ZSKA, der Uefa-Cup-Sieger von 2005, hat in dieser Saison durchschnittlich 12.000 Besucher pro Spiel. Die Liga-Partie gegen Amkar Perm bietet eine besonders klägliche Kulisse. Gerade einmal 10.000 Zuschauer haben sich auf die 85.000 Plätze verirrt. Nur der Fanblock der ZSKA-Fans ist gut gefüllt. Beim Rivalen Spartak, dem beliebtesten Verein in Russland, sind es durchschnittlich auch nur 20.000 Zuschauer. 50.000 bis 60.000 kamen in dieser Saison nur gegen Zenit St. Petersburg, gegen den amtierenden Meister Rubin Kasan oder zum Derby gegen ZSKA. Wie in Berlin richtet sich auch in Moskau die Besucherzahl eher nach der Attraktivität des Gegners als nach der Verbundenheit zum eigenen Klub.

Was sie an Masse vermissen lassen, gleichen die Moskauer Fans jedoch durch Stimmgewaltigkeit und Sangesfreude aus. Besonders beeindruckend ist das Auftaktritual der ZSKA-Fans. Beim Anpfiff jedes Spiels stimmen sie einen vielstrophigen Gesang an, der die ersten drei, vier Minuten andauert und durch das Stadion dröhnt. Anders als in deutschen Stadien, wo vor allem Bierseligkeit herrscht, dauern die Gesänge über 90 Minuten an.

Des weiteren gibt es Choreographien, Fahnenmeere und Pyrotechnik. Im Luschniki-Stadion brennen die Spartak-Anhänger ihre bengalischen Feuer noch selbst ab, wofür sie obligatorisch per Lautsprecherdurchsage ermahnt werden. Im Lokomotive-Stadion sind die Stadionbetreiber schon einen Schritt weiter. Bereits vor dem Spiel werden von der Stadionregie so viele Raketensalven in die Luft gejagt, dass selbst die größten Pyromanen nichts abbrennen, um sich nicht zu blamieren – gelungene Prävention. Prophylaktisch wird diese Prozedur nach Toren wiederholt.
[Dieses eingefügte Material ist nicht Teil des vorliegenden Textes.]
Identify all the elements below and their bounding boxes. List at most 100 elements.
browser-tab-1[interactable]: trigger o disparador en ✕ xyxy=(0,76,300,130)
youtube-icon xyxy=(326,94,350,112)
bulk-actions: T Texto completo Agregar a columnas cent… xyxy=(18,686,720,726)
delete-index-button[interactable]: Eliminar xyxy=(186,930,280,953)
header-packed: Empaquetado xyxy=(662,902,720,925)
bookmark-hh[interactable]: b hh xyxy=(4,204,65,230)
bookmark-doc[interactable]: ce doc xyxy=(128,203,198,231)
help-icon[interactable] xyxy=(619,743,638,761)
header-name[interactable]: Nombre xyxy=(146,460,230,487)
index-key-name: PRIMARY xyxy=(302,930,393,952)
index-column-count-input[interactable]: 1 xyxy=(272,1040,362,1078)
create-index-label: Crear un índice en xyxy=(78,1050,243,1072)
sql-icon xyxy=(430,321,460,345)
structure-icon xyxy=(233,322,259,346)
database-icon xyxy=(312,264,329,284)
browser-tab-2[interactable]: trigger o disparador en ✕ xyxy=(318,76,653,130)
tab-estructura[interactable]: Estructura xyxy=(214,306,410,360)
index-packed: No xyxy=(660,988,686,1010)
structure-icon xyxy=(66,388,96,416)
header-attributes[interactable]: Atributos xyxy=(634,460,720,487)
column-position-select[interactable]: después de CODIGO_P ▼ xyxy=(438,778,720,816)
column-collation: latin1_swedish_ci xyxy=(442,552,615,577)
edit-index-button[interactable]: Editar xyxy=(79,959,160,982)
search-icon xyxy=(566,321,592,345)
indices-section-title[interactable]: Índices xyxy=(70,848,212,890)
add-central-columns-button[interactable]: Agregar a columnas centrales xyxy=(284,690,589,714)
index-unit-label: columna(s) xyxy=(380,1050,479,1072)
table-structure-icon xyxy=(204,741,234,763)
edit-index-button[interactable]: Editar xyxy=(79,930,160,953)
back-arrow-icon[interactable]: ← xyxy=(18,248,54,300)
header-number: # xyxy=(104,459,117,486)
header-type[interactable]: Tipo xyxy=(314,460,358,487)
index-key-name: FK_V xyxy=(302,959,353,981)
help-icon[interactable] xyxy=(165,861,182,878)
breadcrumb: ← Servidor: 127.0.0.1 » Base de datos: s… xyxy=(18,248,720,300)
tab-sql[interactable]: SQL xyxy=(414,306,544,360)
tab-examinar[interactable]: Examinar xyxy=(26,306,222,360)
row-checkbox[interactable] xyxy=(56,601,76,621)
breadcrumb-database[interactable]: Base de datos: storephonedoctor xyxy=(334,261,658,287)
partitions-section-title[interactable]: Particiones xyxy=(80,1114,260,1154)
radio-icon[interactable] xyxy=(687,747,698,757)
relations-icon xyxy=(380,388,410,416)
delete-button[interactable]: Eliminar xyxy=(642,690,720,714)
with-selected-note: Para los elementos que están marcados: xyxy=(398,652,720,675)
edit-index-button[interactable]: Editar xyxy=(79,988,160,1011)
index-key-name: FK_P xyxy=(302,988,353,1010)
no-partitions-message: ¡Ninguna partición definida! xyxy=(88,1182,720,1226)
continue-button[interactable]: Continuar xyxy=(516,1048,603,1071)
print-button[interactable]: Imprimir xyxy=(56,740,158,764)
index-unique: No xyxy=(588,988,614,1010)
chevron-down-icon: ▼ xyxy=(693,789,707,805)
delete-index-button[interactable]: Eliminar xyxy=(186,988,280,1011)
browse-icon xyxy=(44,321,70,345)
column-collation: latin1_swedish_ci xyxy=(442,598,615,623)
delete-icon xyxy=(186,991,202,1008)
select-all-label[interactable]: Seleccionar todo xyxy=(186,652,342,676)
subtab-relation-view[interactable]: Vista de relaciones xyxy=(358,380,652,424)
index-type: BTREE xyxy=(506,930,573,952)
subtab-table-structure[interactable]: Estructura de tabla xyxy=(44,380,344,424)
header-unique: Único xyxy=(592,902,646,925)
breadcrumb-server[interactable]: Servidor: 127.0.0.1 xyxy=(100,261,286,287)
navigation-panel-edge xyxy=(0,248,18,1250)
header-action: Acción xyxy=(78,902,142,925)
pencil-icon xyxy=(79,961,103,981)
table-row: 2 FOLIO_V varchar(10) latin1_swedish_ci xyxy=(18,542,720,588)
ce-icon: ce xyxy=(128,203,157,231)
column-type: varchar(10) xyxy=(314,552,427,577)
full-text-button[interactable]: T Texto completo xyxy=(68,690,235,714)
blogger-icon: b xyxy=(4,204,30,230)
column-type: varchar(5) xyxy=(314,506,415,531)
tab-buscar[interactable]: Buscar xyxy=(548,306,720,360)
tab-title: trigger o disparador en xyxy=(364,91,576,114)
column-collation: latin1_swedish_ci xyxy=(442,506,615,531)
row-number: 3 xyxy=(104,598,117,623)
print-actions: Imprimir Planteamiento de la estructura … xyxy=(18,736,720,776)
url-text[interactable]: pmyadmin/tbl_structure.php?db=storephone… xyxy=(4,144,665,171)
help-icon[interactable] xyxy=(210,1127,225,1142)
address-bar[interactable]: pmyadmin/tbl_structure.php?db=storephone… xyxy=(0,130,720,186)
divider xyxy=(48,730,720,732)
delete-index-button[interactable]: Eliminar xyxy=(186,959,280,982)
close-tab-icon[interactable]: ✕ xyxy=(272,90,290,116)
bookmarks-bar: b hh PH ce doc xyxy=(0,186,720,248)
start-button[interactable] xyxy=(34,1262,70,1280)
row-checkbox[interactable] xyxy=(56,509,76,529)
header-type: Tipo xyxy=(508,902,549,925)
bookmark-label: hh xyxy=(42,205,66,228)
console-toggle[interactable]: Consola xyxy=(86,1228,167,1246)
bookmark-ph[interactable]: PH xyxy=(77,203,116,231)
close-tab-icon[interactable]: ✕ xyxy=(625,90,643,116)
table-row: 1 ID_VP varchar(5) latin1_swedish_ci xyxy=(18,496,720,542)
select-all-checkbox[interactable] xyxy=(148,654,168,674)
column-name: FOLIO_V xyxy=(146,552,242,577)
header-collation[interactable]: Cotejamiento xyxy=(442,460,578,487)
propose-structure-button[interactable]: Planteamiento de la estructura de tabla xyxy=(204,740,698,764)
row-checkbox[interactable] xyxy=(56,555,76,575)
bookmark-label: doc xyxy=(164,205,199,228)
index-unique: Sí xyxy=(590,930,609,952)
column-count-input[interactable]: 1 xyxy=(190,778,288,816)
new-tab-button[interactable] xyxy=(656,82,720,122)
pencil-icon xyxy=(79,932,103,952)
Nach dem Spiel haben die Ordnungshüter am Eingang der Metrostation Sportiwnaja, unweit des Luschniki-Stadions, ein etwa 50 Meter langes Spalier gebildet. Das Ganze wird von einer Reiterstaffel eingerahmt. Im Schneckentempo werden die Fans still durch den schmalen Korridor aus Uniformen geführt. Erst auf der steilen Rolltreppe zum Bahnsteig wird es laut. Die Fans lassen die ungeliebten, praktisch wertlosen Kopeken- und Rubelmünzen in Massen auf dem Geländer laut scheppernd hinunter springen. Und halten so die Putzkräfte in der Metro auf Trab. Missmutig fegen sie das verschmähte Kleingeld weg.